Pedro Sánchez, durante su comparecencia en Moncloa el pasado 7 de noviembre, para anunciar cambios legales en el impuesto de las hipotecas.

José Luis Sastre

En el libro del politólogo Pablo Simón -la buena venta de ‘El príncipe moderno’ señala que la desafección es con los partidos, no con la política- aparecen frases próximas, que se tocan con los dedos: “Hoy ya nadie cuestiona que los seres humanos nos veamos sujetos a la autoridad del Estado”, pero que esa autoridad se sometiera a las leyes y se desarrollara de manera democrática “no era algo inevitable”. Basta con asomarse al mundo para advertir que las cosas podrían ser de otra manera. Mucho peores.

La democracia no es el estado innato de la sociedad y, para preservarla, requiere lo mismo que hacía falta, según Orwell, para ver aquello que se tiene delante de las narices: un esfuerzo constante. Eso lo asumen muchos de los que llaman millenials a los que caricaturizan repantigados en el sofá mientras, en el Tribunal Supremo, algunos señores -apenas hay mujeres en la cúpula judicial- presentan dificultades de entendimiento. No porque fallen una cosa u otra en Derecho, sino por el disparate de la institución que debe dar doctrina y ejemplo.

Se dijo, lo dijo Lesmes, que el pleno de la sala contencioso-administrativa no podía cambiar la jurisprudencia establecida en tres sentencias; se dijo que el tribunal daría seguridad jurídica y, sin embargo, reunió a los jueces “ante la enorme repercusión económica y social” de su propia decisión para corregirla luego con una mayoría muy ajustada y un debate bronco. Alivio económico, indignación social. Han hundido el prestigio del Supremo -encargado ahora de juzgar el procés- en una espiral de sospechas y no parecen conscientes del peligro de que el descrédito que alcanza a todas las instituciones se extienda incluso a los árbitros del sistema.
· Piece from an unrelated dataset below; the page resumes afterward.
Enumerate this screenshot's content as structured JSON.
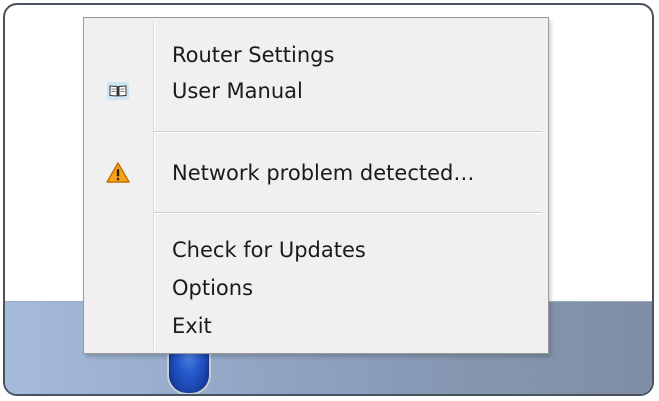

La democracia no es inevitable: el Estado reacciona. Son mecanismos de defensa. El Poder Judicial se hunde y el Ejecutivo trata de contener el descontento. La yenka de Montesquieu. Oportunismo de Pedro Sánchez, como el de todos los demás. Oportunismo inevitable. Un golpe de la Fortuna, por decirlo al modo de Maquiavelo, que tratan de capitalizar el Ejecutivo y el Legislativo, furibundos ahora con una ley que mantuvieron durante las pasadas décadas.

Tiene otra cita Pablo Simón: una de las razones que explica la decadencia de la socialdemocracia “es que sus ideas se han vuelto transversales”. Meterse con la banca ya no es de rojos. Pablo Iglesias lo ha visto y regresa a la pancarta y a la calle. Pedro Sánchez comparece con traje y corbata. La corbata es roja; pero es corbata. La calle y la institución. Ecos de viejas broncas entre Iglesias y Errejón: desde que son socios, PSOE y Podemos trabajan en que se les distinga.

En el libro de Pablo Simón hay frases próximas, que María Dolores de Cospedal toca con los dedos: “La política es una actividad muy gratificante, pero ingrata”. La mujer que compartía planta con Mariano Rajoy en Génova -“aquí sólo estamos Mariano y yo”, le describió a Villarejo- ha acabado defenestrada por los mismos a los que ella aupó. La dirigente que denunció un Estado parapolicial resultó ser el mejor ejemplo de cómo funcionaba la cloaca, que es donde mejor se huelen los riesgos de la democracia.

Pensó el PP que las cintas de Villarejo se llevarían por delante al gobierno de Sánchez y acaba viendo cómo la mujer que aspiró hace solo unos meses a tomar el mando redactaba su propia renuncia. Ya ven. Para entender lo que ocurre conviene haber leído a Montesquieu y a Maquiavelo, pero también las historias de espías de John Le Carré o los dramas de Shakespeare. Y a Pablo Simón, claro.